Costello Memorial Chapel, Carrick-on-Shannon
This tiny but exquisite memorial was designed and built in Carrick-on-Shannon as a burial place for Mary Josephine Costello, who died on October 6, 1877. She was 47 years old when she died. Her husband, Edward Costello, was a local trader. He had her body embalmed and placed with a nearby nunnery for safekeeping while the chapel was being built.
Completed in April of 1879, the dedication ceremony included a Requiem Mass for Mary. Her beautifully adorned casket was placed in a sunken area to the left of the entrance door, where it was covered with a specially made glass. Until 1897, Mass was said on every first Friday of the month in the chapel. When Edward died in March of that year, he was laid to rest on the right side of the chapel. The couple had no other family members.
Costello Chapel, the smallest in Ireland and the second smallest in the entire world, is 16 feet long and 12 feet wide. Nestled among more modern buildings in the town of Carrick-on-Shannon, its entrance is marked by two stone pillars topped by beautifully designed Celtic crosses. The Costello coat of arms is visible at the top of the gable, its Latin words translate to-“Seek not thyself outside thyself.” The entrance door is fashioned from decorative wrought iron.

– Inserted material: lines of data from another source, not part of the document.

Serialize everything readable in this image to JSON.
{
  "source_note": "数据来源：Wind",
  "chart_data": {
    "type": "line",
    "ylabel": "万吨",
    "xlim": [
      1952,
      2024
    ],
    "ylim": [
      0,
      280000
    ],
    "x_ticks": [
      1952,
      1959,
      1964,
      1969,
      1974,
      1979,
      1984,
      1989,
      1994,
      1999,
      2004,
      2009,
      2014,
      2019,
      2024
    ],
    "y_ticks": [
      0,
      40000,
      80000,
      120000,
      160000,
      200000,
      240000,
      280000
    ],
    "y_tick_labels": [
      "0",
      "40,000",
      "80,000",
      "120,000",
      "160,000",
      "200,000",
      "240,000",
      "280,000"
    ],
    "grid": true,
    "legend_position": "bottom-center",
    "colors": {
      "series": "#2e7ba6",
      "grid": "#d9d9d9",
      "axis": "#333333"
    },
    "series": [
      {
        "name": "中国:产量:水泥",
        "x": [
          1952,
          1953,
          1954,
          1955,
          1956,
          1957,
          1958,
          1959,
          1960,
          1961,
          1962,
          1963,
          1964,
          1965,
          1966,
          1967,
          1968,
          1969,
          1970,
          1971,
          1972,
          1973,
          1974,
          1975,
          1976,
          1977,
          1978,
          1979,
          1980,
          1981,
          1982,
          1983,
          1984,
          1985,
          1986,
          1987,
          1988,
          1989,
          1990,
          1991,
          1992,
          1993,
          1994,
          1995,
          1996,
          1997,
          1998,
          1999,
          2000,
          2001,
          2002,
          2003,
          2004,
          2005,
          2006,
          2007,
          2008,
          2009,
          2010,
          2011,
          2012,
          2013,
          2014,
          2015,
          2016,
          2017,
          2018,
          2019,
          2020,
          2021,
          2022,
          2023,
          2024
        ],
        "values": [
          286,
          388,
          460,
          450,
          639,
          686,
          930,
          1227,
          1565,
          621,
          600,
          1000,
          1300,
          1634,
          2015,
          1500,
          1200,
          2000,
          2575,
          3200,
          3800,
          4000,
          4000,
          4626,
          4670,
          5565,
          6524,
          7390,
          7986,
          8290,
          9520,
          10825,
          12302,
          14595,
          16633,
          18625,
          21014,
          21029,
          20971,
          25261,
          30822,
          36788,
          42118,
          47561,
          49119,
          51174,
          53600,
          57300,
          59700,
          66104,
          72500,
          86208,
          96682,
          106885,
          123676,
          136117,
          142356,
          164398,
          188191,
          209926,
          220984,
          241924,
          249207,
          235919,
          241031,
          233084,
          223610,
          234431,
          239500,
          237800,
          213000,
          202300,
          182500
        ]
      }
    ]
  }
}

Inside, the entire building is made from bath stone- there is no woodwork. The beautifully decorated marble altar sits in front of the single stained glass window. Between the two glass-covered burial sites stand panels of tiles showing scenes from the life of Jesus. When the dedication ceremony was planned in 1879, a special chalice was commissioned and used for the First Friday masses. It was passed on to St. Mary’s Roman Catholic Church following Edward Costello’s death.